Un retrait américain aux conséquences plurielles
L’intervention américaine en Afghanistan est déclenchée au lendemain des attentats des tours jumelles en 2001. Elle avait pour objectif initial d’empêcher Al-Qaïda d’organiser d’autres attaques depuis l’Afghanistan. Après vingt ans de guerre, des milliers de décès parmi les militaires, soldats et civils, Joe Biden, président des États-Unis, annonce le 14 avril sa volonté de mettre fin à la présence américaine en Afghanistan, par le retrait des troupes déployées depuis 2001. Pour le président, « Nous sommes allés en Afghanistan à cause d’une effroyable attaque qui a eu lieu il y a vingt ans (…). L’objectif était clair et la cause était juste. ».
Il estime cependant qu’aujourd’hui, les raisons ne sont plus si claires, et il souhaite éviter à un cinquième président des États-Unis de gérer ce dossier, après que quatre avant lui aient dû administrer la complexe présence des Américains en Afghanistan.

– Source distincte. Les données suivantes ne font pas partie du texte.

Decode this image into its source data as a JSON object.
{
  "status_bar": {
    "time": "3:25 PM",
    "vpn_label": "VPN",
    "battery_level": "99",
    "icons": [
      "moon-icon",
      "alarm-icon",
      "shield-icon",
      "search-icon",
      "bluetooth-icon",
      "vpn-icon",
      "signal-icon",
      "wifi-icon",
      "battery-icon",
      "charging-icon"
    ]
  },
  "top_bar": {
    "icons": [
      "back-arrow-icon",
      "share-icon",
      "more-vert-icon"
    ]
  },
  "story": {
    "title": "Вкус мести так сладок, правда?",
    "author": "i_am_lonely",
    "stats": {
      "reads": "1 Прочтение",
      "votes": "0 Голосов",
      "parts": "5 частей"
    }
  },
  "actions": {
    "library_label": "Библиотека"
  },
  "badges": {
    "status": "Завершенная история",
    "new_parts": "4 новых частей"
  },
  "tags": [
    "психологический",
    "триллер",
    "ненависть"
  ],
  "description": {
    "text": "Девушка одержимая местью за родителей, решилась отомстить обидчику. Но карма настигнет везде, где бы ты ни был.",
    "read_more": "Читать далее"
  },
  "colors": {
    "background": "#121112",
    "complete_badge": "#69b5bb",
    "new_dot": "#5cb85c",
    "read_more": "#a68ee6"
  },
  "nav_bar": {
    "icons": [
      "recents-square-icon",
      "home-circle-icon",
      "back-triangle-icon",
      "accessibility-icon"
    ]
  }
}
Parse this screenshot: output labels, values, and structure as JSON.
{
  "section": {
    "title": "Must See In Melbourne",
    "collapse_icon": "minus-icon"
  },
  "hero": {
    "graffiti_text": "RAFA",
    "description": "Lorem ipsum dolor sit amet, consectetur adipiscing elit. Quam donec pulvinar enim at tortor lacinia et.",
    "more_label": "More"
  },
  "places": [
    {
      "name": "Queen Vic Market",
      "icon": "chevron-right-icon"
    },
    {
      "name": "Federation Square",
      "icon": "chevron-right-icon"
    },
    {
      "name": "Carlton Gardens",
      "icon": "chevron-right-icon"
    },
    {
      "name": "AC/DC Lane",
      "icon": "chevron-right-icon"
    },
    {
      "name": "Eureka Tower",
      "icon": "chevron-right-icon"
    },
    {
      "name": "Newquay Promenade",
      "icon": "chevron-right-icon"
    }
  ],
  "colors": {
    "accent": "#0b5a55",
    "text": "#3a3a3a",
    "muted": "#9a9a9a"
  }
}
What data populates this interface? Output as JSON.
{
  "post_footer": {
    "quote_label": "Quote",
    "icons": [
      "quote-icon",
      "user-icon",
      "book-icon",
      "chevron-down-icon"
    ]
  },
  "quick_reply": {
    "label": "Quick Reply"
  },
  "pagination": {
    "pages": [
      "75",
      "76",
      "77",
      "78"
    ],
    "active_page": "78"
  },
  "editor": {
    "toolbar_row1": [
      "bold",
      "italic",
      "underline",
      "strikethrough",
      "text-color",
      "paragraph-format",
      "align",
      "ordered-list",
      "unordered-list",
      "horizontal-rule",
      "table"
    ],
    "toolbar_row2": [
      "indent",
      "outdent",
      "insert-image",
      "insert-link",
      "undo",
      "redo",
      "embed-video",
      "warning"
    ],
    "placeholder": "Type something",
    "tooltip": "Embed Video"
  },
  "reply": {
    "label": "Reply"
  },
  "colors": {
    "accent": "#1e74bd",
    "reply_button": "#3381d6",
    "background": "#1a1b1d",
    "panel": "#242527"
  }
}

Si, selon le président, « Il appartient aux Afghans et à eux seuls de décider de leur avenir et de la manière dont ils veulent gérer leur pays », le départ des troupes américaines crée de nouveaux enjeux. La présence occidentale avait notamment permis une claire évolution des droits des femmes, la possibilité d’aller à l’école, d’étudier et travailler. Par l’acquisition de ces droits, de nombreuses femmes sont devenues docteures, artistes, juges, avocates, journalistes. Aujourd’hui, la situation des jeunes filles et femmes semble compromise, risquée et dangereuse.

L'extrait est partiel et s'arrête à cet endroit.